The company is looking to raise $1 billion, and some believe the company could fetch a valuation over $50 billion which would make it the second-most valuable IPO in the past year. Unlike many IPOs and SPACs which are pre-revenue, Coupang has an established business with revenues over $10 billion in 2020 with a double-digit, accelerating growth rate.

Coupang's S1 gives considerable insight into the company. Maybe the most impressive stat is its quarterly revenues quadrupling from 2018's Q4 to 2020's Q4 from $900 million to $3.8 billion. While the company had nearly $11 billion in revenue in 2020, it still is capturing a tiny slice of total consumer spending in South Korea which $470 billion in 2020.

This means the company still has room to grow especially as consumer spending is projected to increase by 15% over the next 5 years. Given its focus on growth, the company has been investing in growth rather than optimizing profits. In 2019, it lost $1.1 billion, while it lost $530 million in 2020.

Stock Price Outlook

Coupang is at the intersection of several bullish trends. Ecommerce stocks, particularly platform-based stocks, have done very well. The company also has exposure to payments which is another sector where stocks have also outperformed.

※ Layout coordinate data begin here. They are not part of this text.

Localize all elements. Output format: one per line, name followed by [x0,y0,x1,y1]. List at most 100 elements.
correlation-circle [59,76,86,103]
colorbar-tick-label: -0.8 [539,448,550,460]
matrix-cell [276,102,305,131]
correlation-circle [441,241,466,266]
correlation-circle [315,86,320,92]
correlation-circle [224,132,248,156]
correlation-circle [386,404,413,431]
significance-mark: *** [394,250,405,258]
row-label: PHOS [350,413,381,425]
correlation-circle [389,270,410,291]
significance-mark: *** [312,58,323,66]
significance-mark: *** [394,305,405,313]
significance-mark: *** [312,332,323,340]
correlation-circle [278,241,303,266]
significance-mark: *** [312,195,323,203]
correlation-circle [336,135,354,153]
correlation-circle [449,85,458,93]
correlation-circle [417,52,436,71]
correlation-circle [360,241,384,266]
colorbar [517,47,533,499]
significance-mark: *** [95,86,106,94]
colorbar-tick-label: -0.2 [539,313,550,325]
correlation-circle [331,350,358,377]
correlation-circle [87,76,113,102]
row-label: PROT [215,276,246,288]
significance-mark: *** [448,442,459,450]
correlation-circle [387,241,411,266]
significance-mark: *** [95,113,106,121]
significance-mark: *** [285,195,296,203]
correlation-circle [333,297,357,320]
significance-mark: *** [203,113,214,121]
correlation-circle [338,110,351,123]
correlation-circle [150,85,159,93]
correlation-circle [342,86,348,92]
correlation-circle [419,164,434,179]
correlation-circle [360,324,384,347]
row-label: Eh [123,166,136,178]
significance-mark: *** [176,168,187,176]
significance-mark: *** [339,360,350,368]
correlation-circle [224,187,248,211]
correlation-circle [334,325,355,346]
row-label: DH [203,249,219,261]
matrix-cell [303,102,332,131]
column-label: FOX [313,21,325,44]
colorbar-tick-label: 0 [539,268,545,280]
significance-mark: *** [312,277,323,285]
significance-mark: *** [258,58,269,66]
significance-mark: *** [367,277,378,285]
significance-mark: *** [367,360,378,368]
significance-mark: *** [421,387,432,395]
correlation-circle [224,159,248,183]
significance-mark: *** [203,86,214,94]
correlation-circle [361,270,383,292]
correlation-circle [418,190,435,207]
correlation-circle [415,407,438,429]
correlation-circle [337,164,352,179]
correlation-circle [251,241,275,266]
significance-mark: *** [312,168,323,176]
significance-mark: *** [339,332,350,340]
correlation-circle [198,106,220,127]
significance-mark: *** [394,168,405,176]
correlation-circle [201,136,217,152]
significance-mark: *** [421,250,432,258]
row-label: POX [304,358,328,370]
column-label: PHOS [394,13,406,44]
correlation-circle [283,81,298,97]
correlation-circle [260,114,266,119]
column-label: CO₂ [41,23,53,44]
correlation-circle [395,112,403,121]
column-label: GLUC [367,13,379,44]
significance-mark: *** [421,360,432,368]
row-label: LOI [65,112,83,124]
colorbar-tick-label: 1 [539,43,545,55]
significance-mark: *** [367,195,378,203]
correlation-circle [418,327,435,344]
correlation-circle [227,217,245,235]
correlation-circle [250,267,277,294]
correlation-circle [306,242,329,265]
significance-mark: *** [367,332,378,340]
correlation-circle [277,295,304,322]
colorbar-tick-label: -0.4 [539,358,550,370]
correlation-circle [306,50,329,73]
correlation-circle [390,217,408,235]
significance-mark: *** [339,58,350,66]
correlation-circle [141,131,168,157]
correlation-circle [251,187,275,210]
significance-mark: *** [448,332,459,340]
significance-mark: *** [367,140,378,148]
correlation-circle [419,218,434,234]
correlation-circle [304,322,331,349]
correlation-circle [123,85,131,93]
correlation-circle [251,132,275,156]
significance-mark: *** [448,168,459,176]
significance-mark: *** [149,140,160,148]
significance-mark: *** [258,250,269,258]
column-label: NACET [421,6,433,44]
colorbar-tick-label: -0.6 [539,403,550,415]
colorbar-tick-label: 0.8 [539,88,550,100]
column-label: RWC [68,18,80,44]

Finally, the stock's valuation seems fair especially given its accelerating growth rate. Another source of upside for Coupang is that eCommerce penetration hasn't reached the levels it has in the US and China, although it seems inevitable. Additionally, given its headstart on logistics, it's likely that new eCommerce companies may elect to sell on Coupang rather than build their own fulfillment system.